What’s happening at the Library

Published 5:00 pm Monday, March 11, 2024

Getting your Trinity Audio player ready...

As I creep ever closer to the birthday that will mark a half century of life (and twenty some years of baldness), I am left feeling introspective. I look at the face in the mirror, taking inventory of the grays in my beard and the lines on my face. When I’m not looking in the mirror, I’m also looking beneath the surface, at the persona animating the face. I’m taking inventory of all the influences that make, in essence, me. My personality, or any personality, is not programmed like a line of code. Rather, it is built by one’s experiences and by the people with whom one shared those experiences. I could once again write about Stephen King because of the many ways he influenced me, but in honor of National Working Mom’s Day, I’m going to discuss one very influential mom that influenced the majority of me. 

My mom would be the perfect spokesperson for National Working Mom’s Day because she is the quintessential working mom. Honestly, most of my memories of my mother are of her working. She worked as a telephone operator for GTE (one of the largest independent telephone companies during a time when phones plugged into walls). She later became, as she described it, a “switchboard technician.” This meant that she did a lot of driving whenever phone lines went down. This usually involved driving out in the middle of nowhere at all hours. Whenever there was a storm, it meant that Mom would be called (on a phone plugged into the wall) and would soon be going out to fix something, sometimes coming home in a few hours or staying out all night

It never sounded like a pleasant job, and it’s one I would never choose (thanks, library!). However, for all the times Mom had to work odd hours, I never felt like I was neglected. I remember Christmases where she did her best to get what I asked for. I remember vacations with me, her and my brother, all three (or at least the two children) having the time of our lives. She was also there for me, making sure I had the material needed for a school project, or any  Stephen King books I wanted, thanks to the Stephen King Book Club (another relic of the ‘80s where, for a subscription fee, they sent you a Stephen King book whenever a new one came out). 

Email newsletter signup

At times, my mom performed her duties as a parent like a magician. Not that she pulled Stephen King books out of her sleeve, but she performed her parental magic in such a way that I didn’t see how the trick worked. I didn’t see the work involved until I became a parent. Her influence helped me be a better parent and a better person through example. After working as a switchboard technician for many years, she went back to school and got an accounting degree. Even if I didn’t inherit her head for numbers (save for inventorying gray hairs and wrinkles), I hope to have gotten some of her work ethic and willingness to improve myself. 

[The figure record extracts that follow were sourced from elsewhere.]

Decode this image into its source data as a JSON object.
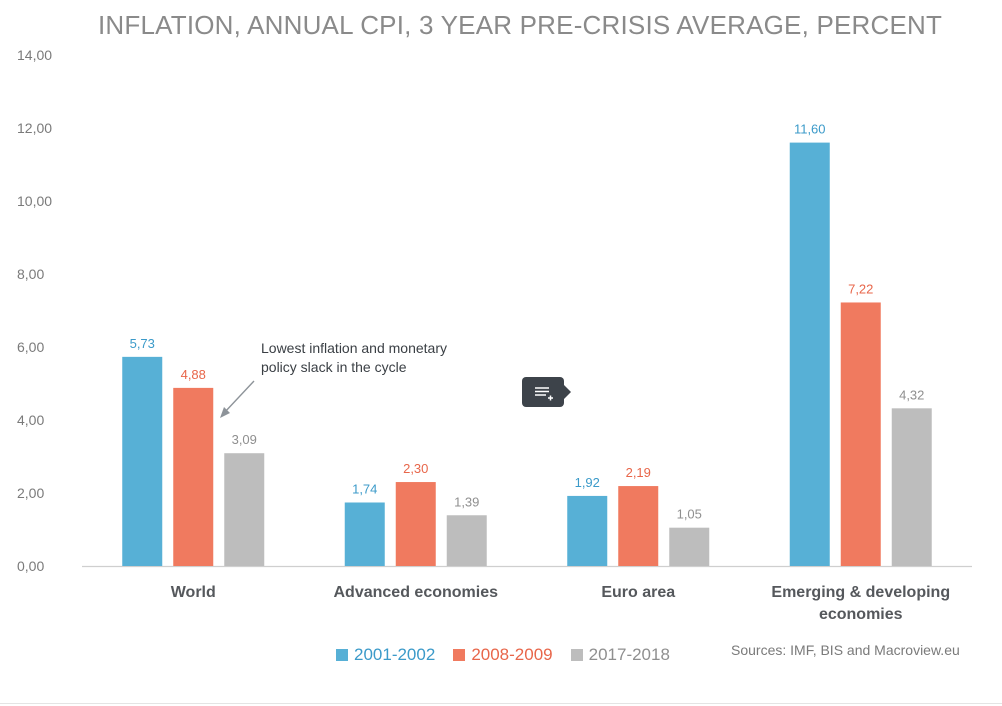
{
  "chart_data": {
    "type": "bar",
    "title": "INFLATION, ANNUAL CPI, 3 YEAR PRE-CRISIS AVERAGE, PERCENT",
    "categories": [
      [
        "World"
      ],
      [
        "Advanced economies"
      ],
      [
        "Euro area"
      ],
      [
        "Emerging & developing",
        "economies"
      ]
    ],
    "series": [
      {
        "name": "2001-2002",
        "color": "#57b0d6",
        "values": [
          5.73,
          1.74,
          1.92,
          11.6
        ],
        "labels": [
          "5,73",
          "1,74",
          "1,92",
          "11,60"
        ]
      },
      {
        "name": "2008-2009",
        "color": "#f07a5f",
        "values": [
          4.88,
          2.3,
          2.19,
          7.22
        ],
        "labels": [
          "4,88",
          "2,30",
          "2,19",
          "7,22"
        ]
      },
      {
        "name": "2017-2018",
        "color": "#bdbdbd",
        "values": [
          3.09,
          1.39,
          1.05,
          4.32
        ],
        "labels": [
          "3,09",
          "1,39",
          "1,05",
          "4,32"
        ]
      }
    ],
    "label_colors": [
      "#3b9ac9",
      "#e8664a",
      "#8f8f8f"
    ],
    "ylim": [
      0,
      14
    ],
    "yticks": [
      0,
      2,
      4,
      6,
      8,
      10,
      12,
      14
    ],
    "ytick_labels": [
      "0,00",
      "2,00",
      "4,00",
      "6,00",
      "8,00",
      "10,00",
      "12,00",
      "14,00"
    ],
    "grid": false,
    "legend_position": "bottom-center",
    "annotation": {
      "lines": [
        "Lowest inflation and monetary",
        "policy slack in the cycle"
      ]
    },
    "source": "Sources: IMF, BIS and Macroview.eu"
  }
}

National Working Mom’s Day has got me thinking of my mother, but it also makes me realize the multitudes of mothers who work different jobs, from putting dinner on the table to making sure the youngest child has enough cupcakes for the bake sale, and every other parental task in between. Sometimes, mothers might fade into the background, having completed the trick of making their child happy and loved, of raising them to be responsible, well-meaning adults, but there should be times where mothers are allowed to step from behind the curtain and take their much-deserved bow. 

Moms and not moms, don’t forget about the programs the library is offering this week: 

  • On Tuesday, March 12, at 6 p.m., Rob Kibbey’s Comedy Classics invites you to climb in the ring with a screwball comedy preceded by a vintage cartoon. In our feature, timid milkman, Burleigh Sullivan (Harold Lloyd), reportedly knocks out a boxing champ in a brawl. The fighter’s manager decides to build up the milkman’s reputation in a series of fixed fights and then have the champ beat him to regain his title. Popcorn and drinks provided.
  • On Wednesday, March 13, at 2 p.m., the Kentucky Picture Show features a feel-good comedy from Ireland. The good news for Ned Devine is he’s the lucky winner of the National Irish Lottery; the bad news is poor Ned dies of shock. News of the win spread quickly in the scenic little Irish village of Tully More, but not the secret news of Ned’s demise. With lottery officials closing in to confirm the prize claimed by the deceased Devine, Ned’s closest friends scheme to keep the prize money close to home (in memory of Ned of course). Popcorn and snacks provided. 
  • On Saturday, March 16, at 10 a.m., the library is hosting Heirloom Tomatoes 101, where fresh garden tomatoes are just a few months away! Join us for a quick workshop where you will learn how to start heirloom tomatoes from seed, transplant your little beauties and save your own seeds at the end of the season. To register, sign up on Evanced or contact the library at 744-5661. 
  • Saturday, March 16 is also the monthly meeting of Clark County Public Library’s Spice Club, which meets at 2 p.m. This month’s spice is sumac. Make sure to come into the library and pick up this month’s spice if you don’t already have it!